Let's start by declaring some variables.

declare -r PROJECT=$(gcloud config list project --format "value(core.project)")
declare -r BUCKET="gs://${PROJECT}-ml"
declare -r MODEL_NAME="DeepMeerkat"
declare -r JOB_ID="${MODEL_NAME}_$(date +%Y%m%d_%H%M%S)"
declare -r GCS_PATH="${BUCKET}/${MODEL_NAME}/${JOB_ID}"

Either upload or update your bucket with newly labeled images. Change "/Users/Ben/Dropbox/GoogleCloud/Training" to your correct paths.
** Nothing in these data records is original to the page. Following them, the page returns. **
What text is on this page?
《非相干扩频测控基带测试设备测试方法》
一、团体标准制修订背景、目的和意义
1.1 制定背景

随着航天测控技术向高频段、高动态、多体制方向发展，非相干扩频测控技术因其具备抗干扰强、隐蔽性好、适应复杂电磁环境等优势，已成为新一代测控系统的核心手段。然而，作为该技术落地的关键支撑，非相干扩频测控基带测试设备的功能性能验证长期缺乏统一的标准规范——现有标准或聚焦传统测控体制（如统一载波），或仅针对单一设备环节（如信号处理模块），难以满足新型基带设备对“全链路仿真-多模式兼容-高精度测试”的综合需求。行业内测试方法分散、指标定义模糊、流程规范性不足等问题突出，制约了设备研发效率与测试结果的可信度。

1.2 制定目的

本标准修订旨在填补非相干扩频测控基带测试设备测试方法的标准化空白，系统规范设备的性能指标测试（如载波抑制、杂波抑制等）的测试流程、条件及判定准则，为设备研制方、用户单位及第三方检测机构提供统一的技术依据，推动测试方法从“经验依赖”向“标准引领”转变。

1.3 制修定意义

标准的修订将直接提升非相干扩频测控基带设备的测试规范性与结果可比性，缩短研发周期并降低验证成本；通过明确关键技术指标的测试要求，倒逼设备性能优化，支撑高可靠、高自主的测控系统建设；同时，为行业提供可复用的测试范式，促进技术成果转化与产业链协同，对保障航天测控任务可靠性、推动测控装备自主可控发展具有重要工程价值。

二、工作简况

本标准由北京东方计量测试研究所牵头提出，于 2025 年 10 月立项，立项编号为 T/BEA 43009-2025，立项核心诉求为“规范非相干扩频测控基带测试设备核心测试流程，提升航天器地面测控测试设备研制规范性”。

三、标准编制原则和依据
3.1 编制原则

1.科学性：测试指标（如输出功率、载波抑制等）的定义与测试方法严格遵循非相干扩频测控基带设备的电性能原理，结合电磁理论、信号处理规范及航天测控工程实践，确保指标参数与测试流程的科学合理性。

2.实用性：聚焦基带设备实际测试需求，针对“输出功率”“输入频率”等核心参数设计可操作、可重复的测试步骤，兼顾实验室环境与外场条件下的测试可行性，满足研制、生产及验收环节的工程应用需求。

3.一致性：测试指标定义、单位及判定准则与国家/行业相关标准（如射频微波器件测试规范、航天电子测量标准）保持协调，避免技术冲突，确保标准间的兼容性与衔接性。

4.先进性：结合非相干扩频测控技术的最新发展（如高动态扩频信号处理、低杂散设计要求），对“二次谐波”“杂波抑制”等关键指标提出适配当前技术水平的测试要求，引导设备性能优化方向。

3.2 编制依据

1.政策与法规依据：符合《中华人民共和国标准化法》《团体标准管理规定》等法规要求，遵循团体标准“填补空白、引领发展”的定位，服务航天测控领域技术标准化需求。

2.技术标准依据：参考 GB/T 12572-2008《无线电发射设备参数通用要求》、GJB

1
#make sure paths are updated
gsutil rsync -d /Users/Ben/Dropbox/GoogleCloud/Training/Positives/ gs://api-project-773889352370-ml/Hummingbirds/Training/Positives
gsutil rsync -d /Users/Ben/Dropbox/GoogleCloud/Training/Negatives/ gs://api-project-773889352370-ml/Hummingbirds/Training/Negatives

Along with those images, you need a document specifying their path and label. Modify CreateDocs.py to point to your designed bucket and location.

#Create Docs

python CreateDocs.py

Its nice to know how many evaluation samples we have, again, your path will be different

#get eval set size
eval=$(gsutil cat gs://api-project-773889352370-ml/Hummingbirds/testingdata.csv | wc -l)

############ #Train Model ############

Using Google's pipeline for retraining inception. Change "gs://api-project-773889352370-ml/Hummingbirds" to your bucket address.

python pipeline.py \
    --project ${PROJECT} \
    --cloud \
    --train_input_path gs://api-project-773889352370-ml/Hummingbirds/trainingdata.csv \
    --eval_input_path gs://api-project-773889352370-ml/Hummingbirds/testingdata.csv \
    --input_dict gs://api-project-773889352370-ml/Hummingbirds/dict.txt \
    --deploy_model_name "DeepMeerkat" \
    --gcs_bucket ${BUCKET} \
    --output_dir "${GCS_PATH}/"  \
    --eval_set_size  ${eval} 

You can check on the status of the cloud dataflow run, which should look like this:

The pipeline will then take those features and fine tune the network using Cloud Machine Learning Engine

This will result in a SavedModel object in your output_dir.

Now download that folder

gsutil cp -r ${GCS_PATH}/model .

When you run DeepMeerkat, this is the path you supply for your model. Either in the advanced settings (GUI) or --path_to_model from command line.